Both the wrapper method (RFE) and the embedded method (Random Forest feature importance) successfully identified a concise set of features that are key to predicting hotel booking cancellations. 

- **Wrapper Approach (RFE):**  
  - Selected features primarily reflecting booking history and customer engagement.  
  - Achieved an accuracy of approximately 67.8%, indicating that these features are strong predictors.

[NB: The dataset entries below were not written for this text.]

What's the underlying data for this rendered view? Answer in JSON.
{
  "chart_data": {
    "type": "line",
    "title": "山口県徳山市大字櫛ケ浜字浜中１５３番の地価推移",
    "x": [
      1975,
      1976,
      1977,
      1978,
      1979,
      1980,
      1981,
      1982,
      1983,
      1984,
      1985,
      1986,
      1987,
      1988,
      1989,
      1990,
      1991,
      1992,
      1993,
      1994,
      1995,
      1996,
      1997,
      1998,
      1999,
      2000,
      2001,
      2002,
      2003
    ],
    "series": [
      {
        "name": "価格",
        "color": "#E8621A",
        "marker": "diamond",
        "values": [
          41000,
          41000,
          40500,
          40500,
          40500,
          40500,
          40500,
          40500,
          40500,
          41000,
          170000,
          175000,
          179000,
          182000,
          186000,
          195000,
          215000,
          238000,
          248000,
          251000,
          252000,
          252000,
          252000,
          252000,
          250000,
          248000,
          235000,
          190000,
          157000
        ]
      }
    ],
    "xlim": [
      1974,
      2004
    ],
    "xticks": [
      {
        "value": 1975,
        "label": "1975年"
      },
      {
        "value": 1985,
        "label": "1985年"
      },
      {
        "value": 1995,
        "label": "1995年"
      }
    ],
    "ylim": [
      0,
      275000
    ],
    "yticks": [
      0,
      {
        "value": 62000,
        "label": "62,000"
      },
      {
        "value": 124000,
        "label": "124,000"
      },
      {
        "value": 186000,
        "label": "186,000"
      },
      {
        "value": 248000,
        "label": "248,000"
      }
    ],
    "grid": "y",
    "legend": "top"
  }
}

- **Embedded Approach (Random Forest):**  
  - Identified the top 5 most influential features based on the model’s internal importance metrics.  
  - The reduced feature set maintained competitive predictive performance, demonstrating that much of the necessary information is captured by these features.

Overall, focusing on a reduced subset of features not only simplifies the model but also enhances interpretability and computational efficiency, making it a practical strategy for real-world applications. This approach underscores the importance of selecting quality features that directly contribute to model performance.